Mais autant le récit de son ascension précoce est fulgurant, autant s'avère dramatique sa chute, tout aussi prématurée. Le surmenage, un mari violent et sans doute trop cupide, une maternité pour laquelle elle était inadaptée l'ont-elle précipitée ? Ou bien est-ce un désespoir latent lié à un sentiment de manque de reconnaissance, devant l'issue de ses luttes politiques, ainsi qu'un rapport déséquilibré à l'argent (au-delà de la circonstance d'avoir été effectivement fraudée et dérobée tout au long de sa vie) qui ont accentué ses problématiques existentielles et relationnelles jusqu'à les métamorphoser en troubles psychiatriques ? Dans les années 1970, on ne parlait encore ni de burn-out ni de troubles bipolaires... Les traitement médicamenteux étaient également moins évolués qu'aujourd'hui et l'on ne peut exclure, me semble-t-il, que certains symptômes aient été déclenchés précisément par les thérapies (e.g. la prescription de cannabis associé au Valium à une consommatrice d'alcool...).

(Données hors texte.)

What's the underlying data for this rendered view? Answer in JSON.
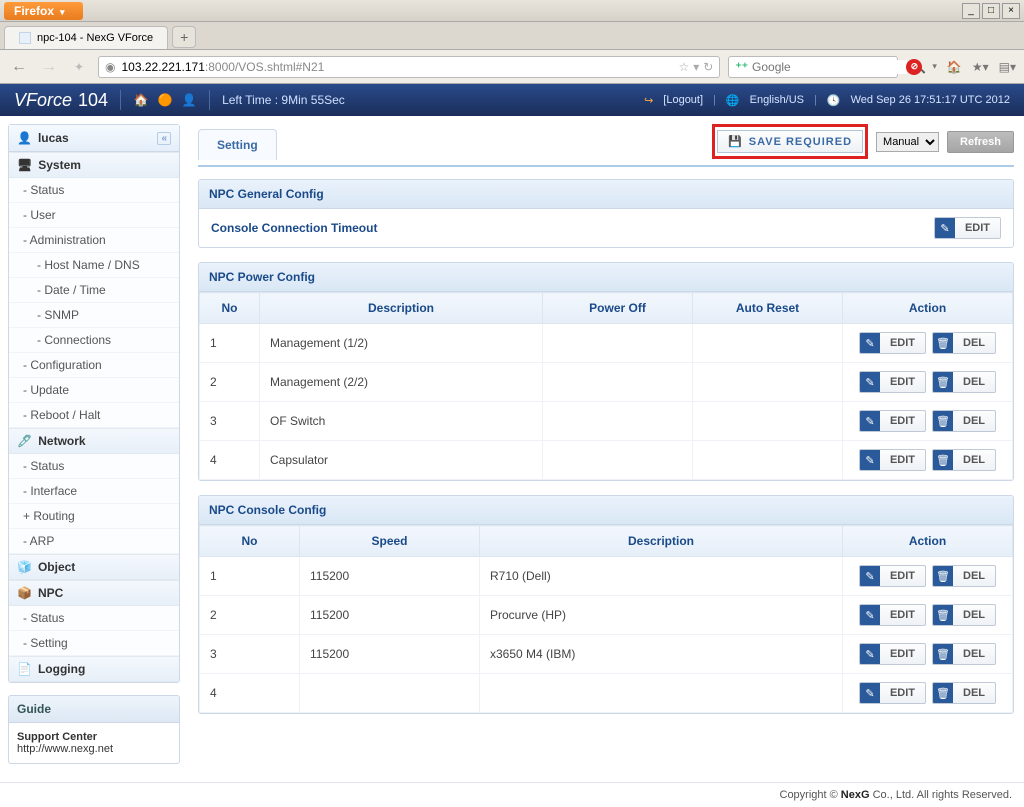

D'autres ratages dans les relations – amoureuses et familiales –, dans les lieux de résidence – Liberia, Barbade –, et professionnelles – le flop de l'album _Nina Simone and Piano !_ (1969) sans doute le plus abouti musicalement – ont sans doute contribué également à son déclin. Il est remarquable cependant que, contrairement au stéréotype de la descente aux abîmes linéaire, irrémédiable et tragique de l'artiste ayant connu les faîtes du succès, Nina Simone, accompagnée par quelques proches toujours fidèles dont son frère cadet Samuel, musicien lui aussi, ait tenté et soit même parvenue à enchaîner plusieurs « nouveaux départs », « grands retours » réussis, dans une carrière internationale que la maladie a finalement brisée.

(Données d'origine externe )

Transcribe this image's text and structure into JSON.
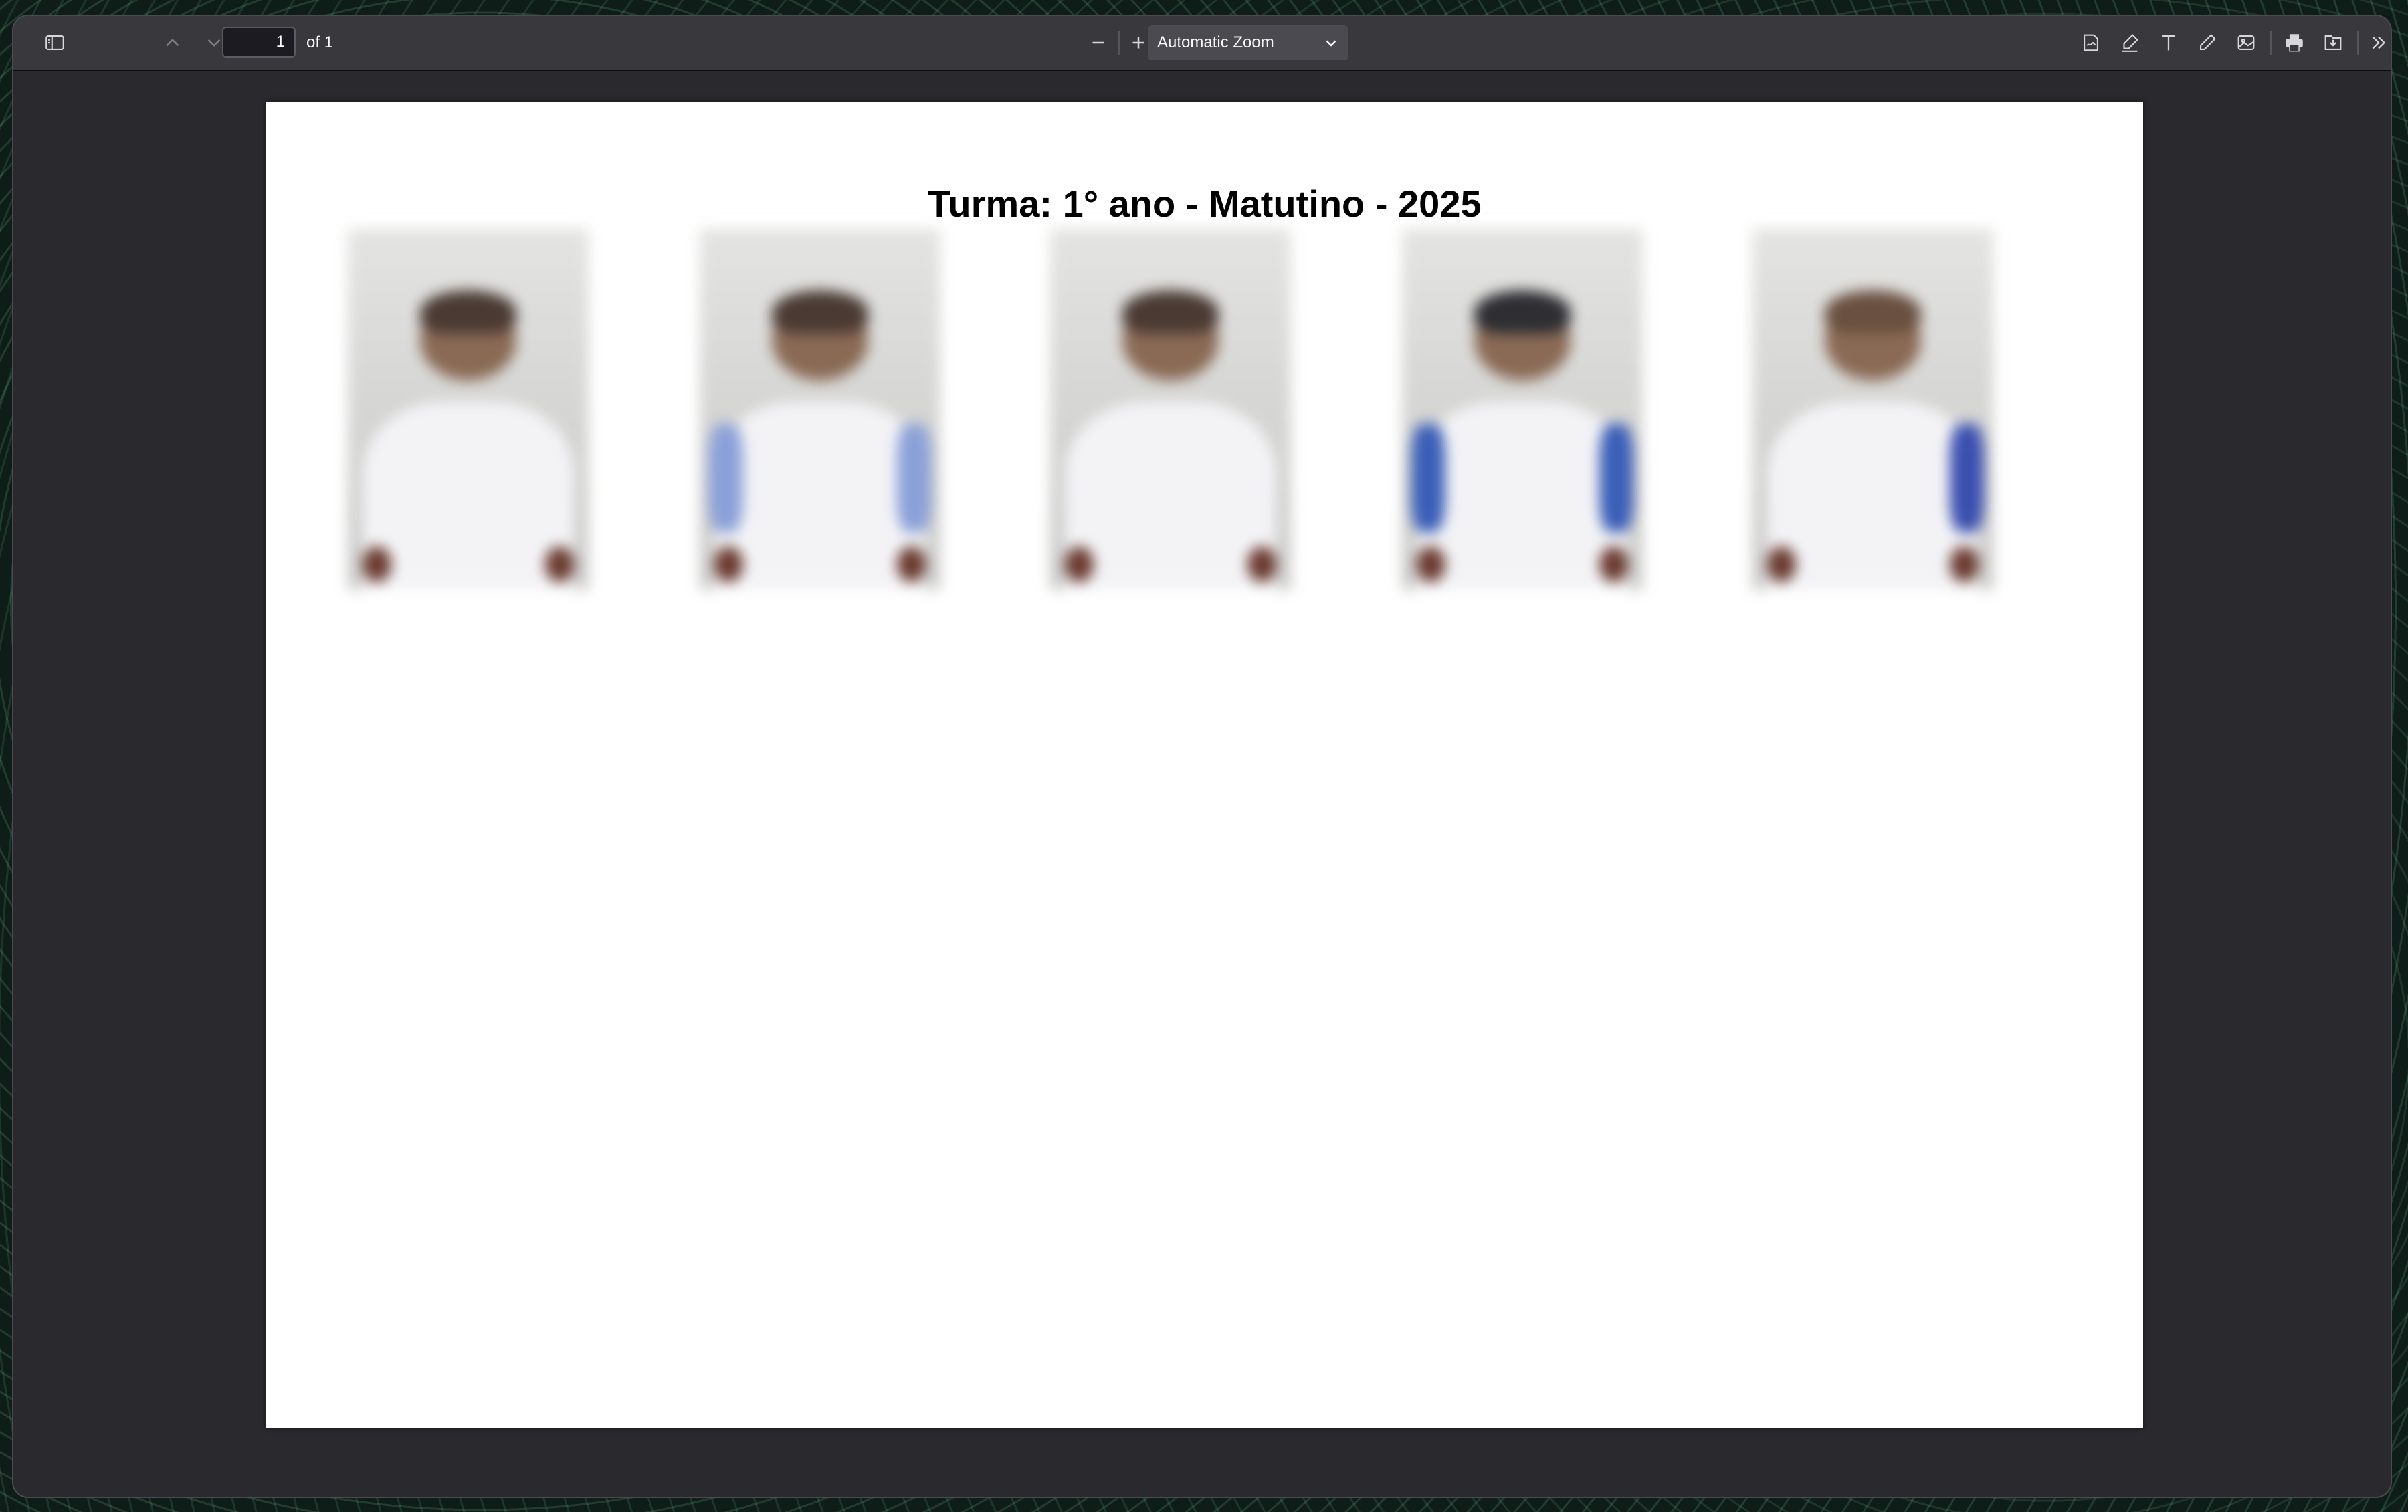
{
  "toolbar": {
    "page_number": "1",
    "page_count_label": "of 1",
    "zoom_label": "Automatic Zoom"
  },
  "icons": {
    "sidebar": "sidebar-toggle-icon",
    "prev": "chevron-up-icon",
    "next": "chevron-down-icon",
    "zoom_out": "minus-icon",
    "zoom_in": "plus-icon",
    "signature": "signature-icon",
    "highlight": "highlight-icon",
    "text": "text-icon",
    "draw": "draw-icon",
    "image": "image-icon",
    "print": "print-icon",
    "save": "save-icon",
    "more": "double-chevron-right-icon"
  },
  "document": {
    "title": "Turma: 1° ano - Matutino - 2025",
    "students": [
      {
        "caption": ""
      },
      {
        "caption": ""
      },
      {
        "caption": ""
      },
      {
        "caption": ""
      },
      {
        "caption": ""
      }
    ]
  }
}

La recherche biographique, riche en sources documentaires et en témoignages de proches survivants, est rendue avec une plume si agréable, experte, vivace et émotionnelle que la lecture ne souffre d'aucune pesanteur ni perte d'intérêt. Les photos de l'artiste, entre chaque chapitre, sont magnifiques.
Cit. :
1. « Elle ne joue jamais par cœur mais toujours en réponse au public. À l'écoute de chaque vibration de l'assemblée, modifiant les rythmes et les mélodies en fonction des réactions des fidèles. C'est un dialogue. Mais c'est elle qui mène le bal. Dans la grande Holiness Church de l'église de la Sainteté, Eunice, cinq ans, découvre l'immense pouvoir qu'elle détient. Sa capacité à agir sur les émotions d'un auditoire. À emmener une foule là où elle le veut, jusqu'à ce que les esprits se perdent, divaguent, "se calment ou se soulèvent", en tout cas "s'oublient" dans sa musique. Les forces invisibles à l’œuvre dans cet art, elle sait déjà en jouer. Les dompter. Mais elle a aussi compris qu'on ne les maîtrise jamais complètement. Tel est le secret. S'abandonner sans perdre le contrôle, s'oublier tout en ayant conscience de ce que l'on joue. » (p. 32)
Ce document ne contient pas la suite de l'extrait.